Any rider who was sold “worthless add-on insurance”, such as an extended warranty, when they bought their bike through a dealer may be eligible for a refund.
The Australian Securities and Investments Commission says the worthless additions were sold to more than half a million car and motorcycle customers.
The corporate watchdog has announced another $1.7m in refunds of between $143,700 and $7.2 million to more than 30,000 customers. That brings the total to $130m over this issue.
Companies involved include Allianz, QBE, Swann Insurance and Suncorp.
The add-ons include protection insurance, consumer credit insurance, and mechanical breakdown insurance, which is also known as extended warranty.

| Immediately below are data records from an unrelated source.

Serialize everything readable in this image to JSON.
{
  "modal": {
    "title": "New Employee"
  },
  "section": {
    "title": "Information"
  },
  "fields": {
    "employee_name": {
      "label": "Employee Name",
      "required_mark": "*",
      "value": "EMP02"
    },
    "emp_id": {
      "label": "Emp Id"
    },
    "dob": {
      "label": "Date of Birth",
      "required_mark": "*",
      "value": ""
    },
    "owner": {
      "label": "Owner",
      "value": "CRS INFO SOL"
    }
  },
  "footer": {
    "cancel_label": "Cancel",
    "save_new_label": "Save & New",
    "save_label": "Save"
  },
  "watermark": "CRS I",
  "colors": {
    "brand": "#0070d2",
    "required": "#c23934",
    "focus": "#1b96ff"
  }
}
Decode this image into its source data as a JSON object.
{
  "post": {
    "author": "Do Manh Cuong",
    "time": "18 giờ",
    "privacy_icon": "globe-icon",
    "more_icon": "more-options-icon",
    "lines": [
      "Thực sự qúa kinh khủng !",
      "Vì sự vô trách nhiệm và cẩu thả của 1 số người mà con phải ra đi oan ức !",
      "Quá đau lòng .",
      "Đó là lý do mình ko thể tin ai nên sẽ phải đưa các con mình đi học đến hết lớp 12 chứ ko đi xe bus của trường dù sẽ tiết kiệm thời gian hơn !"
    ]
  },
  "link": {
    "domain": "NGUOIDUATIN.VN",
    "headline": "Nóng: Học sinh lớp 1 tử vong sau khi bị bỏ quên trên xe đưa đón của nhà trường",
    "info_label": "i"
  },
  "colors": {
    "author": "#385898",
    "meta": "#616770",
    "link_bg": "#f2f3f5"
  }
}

ASIC found that some customers were sold sold mechanical breakdown insurance when cover would start after the manufacturer’s warranty expired, or where cover would expire shortly after the policy was written.
Riders who believe they have been sold these add-ons have been advised to contact their insurers to ask for their refund.
Last year’s royal commission heard evidence of questionable behaviour by several insurance companies.
ASIC Commissioner Sean Hughes says the failures highlighted by these insurers demonstrate why new design and distribution obligations – passed by the Parliament in March 2019 – are so important.
“ASIC will continue to monitor this sector to make sure the unfair practices of the past do not return; however, the industry has a key role to play in this too.”
The corporate watchdog is working to improve the design and sale of add-on insurance products to help prevent unfair sales.